王平安差点儿没气晕过去,刚才自己说的那番话,多有派头呢,多有男子汉的气概,要是这里有女兵,都得为他倾倒,以身相许不可!
结果呢,李老头儿……嗯,尉迟恭没叫错他,就应该叫他李老头儿,不但没有为之倾倒,还真的给了他一根麻绳,就不能给我找条白绫吗,也好看点啊,好歹我也一伯爵呢,用麻绳上吊,丢不丢人啊!
王平安气乎乎地接过麻绳,往腰中一扎,道:“好,辨证没结束之前,我就一直扎着这条麻绳了!”
刚说完这句话,就有些后悔了,在自己众多的外号里,会不会再多一个外号啊,叫王麻绳?这个外号太难听,不如叫王敢当比较好。
一名禁卫道:“大将军,便由标下回去给王大人的家人报信儿吧,快去快回,争取今天就能让他们出城!”
李绩没说话,只摆了摆手,示意禁卫离开。那禁卫看了一眼还气鼓鼓的王平安,忽然道:“王爵爷,你还有什么话要说不,卑职可以给你带封信,让左武卫的同僚送到徐州去!”看着王平安的目光中满是怜悯。
王平安心中的气一下子就泄了,有啥气好生的,别人还是关心自己的,虽然禁卫说这话有点象让自己交待临终遗言,可换个思维想想,如是别人刚说了麻绳的话,这个禁卫有可能这么关心吗?
他道:“多谢这位兄台了,我没什么话要带回徐州的!”
那禁卫这才走了,众人接着休息。其他禁卫见王平安坐在一旁,便给他送上水袋,让他解渴。
李绩默不作声,不知在想什么,而王平安也不吱声,心里却在想:“万一失败了,我真的要上吊?上吊可以,但我没可没说一定要死啊!”
他摸了摸腰里的麻绳,幸亏是麻绳,不够结实,万一失败了,我就当众上吊,先给麻绳做点手脚,然后麻绳那么一断,大家拥上来那么一救我……这不就得了嘛!

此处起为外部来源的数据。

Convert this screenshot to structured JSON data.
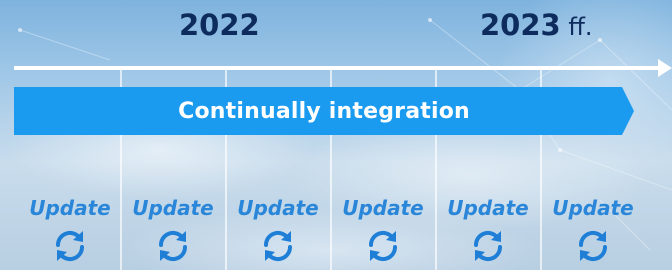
{
  "timeline": {
    "years": [
      {
        "year": "2022",
        "suffix": ""
      },
      {
        "year": "2023",
        "suffix": " ff."
      }
    ],
    "banner_label": "Continually integration",
    "updates": [
      "Update",
      "Update",
      "Update",
      "Update",
      "Update",
      "Update"
    ],
    "update_icon": "refresh-icon"
  },
  "colors": {
    "banner": "#1a9bf0",
    "year_text": "#0d2b5c",
    "update_text": "#2a86d8",
    "icon": "#1f7fd6"
  }
}
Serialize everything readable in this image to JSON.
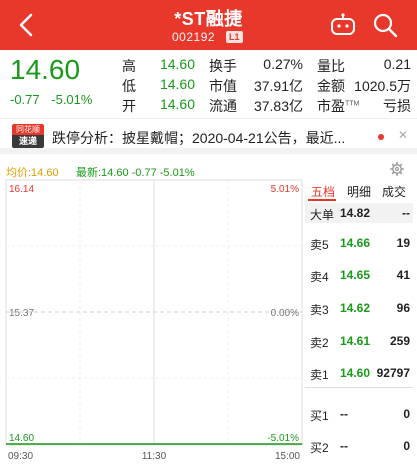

休息了片刻,大家又再上马,继续向前,连着奔出三十来里,午后时分,到了一处小镇。李绩下令再休息,马队人多,只能让镇上几家饭馆,一起提供食物。镇上百姓听说他们是去辨证如何预防天花恶疾的,大是支持,竟然送来酒肉,而且还不收钱!
其中有不少百姓,跑过来问道:“谁是平安小神医,我们虽不住在城里,却也都听过他的名头,那是小神仙一样的人物,只比老神仙孙真人差上一点点!”
王平安听在耳中,心里美滋滋的,在百姓心中,自己竟只比孙思邈低上一点点,这可是最高的赞誉了,有愧有愧!
吃喝完毕,又再上路。石坑村虽离长安有百里之遥,但对于马队来讲,并不算太远,一路奔驰,掌灯时分,便也就到了!
听禁卫们说到了地头儿,王平安定睛看去,就见哪有小村,眼前全是山,树林茂密,也不知石坑村在哪里!
禁卫们进入树林,做了几十根火把,拿在手里,又再上马前行,进入群山之中的一条小路,骑马慢行,顺着小路走了大概两里来地,眼前豁然开朗。月光之下,群山环绕之中,竟出现了几十座低矮民房,想必这就是那个石坑村了!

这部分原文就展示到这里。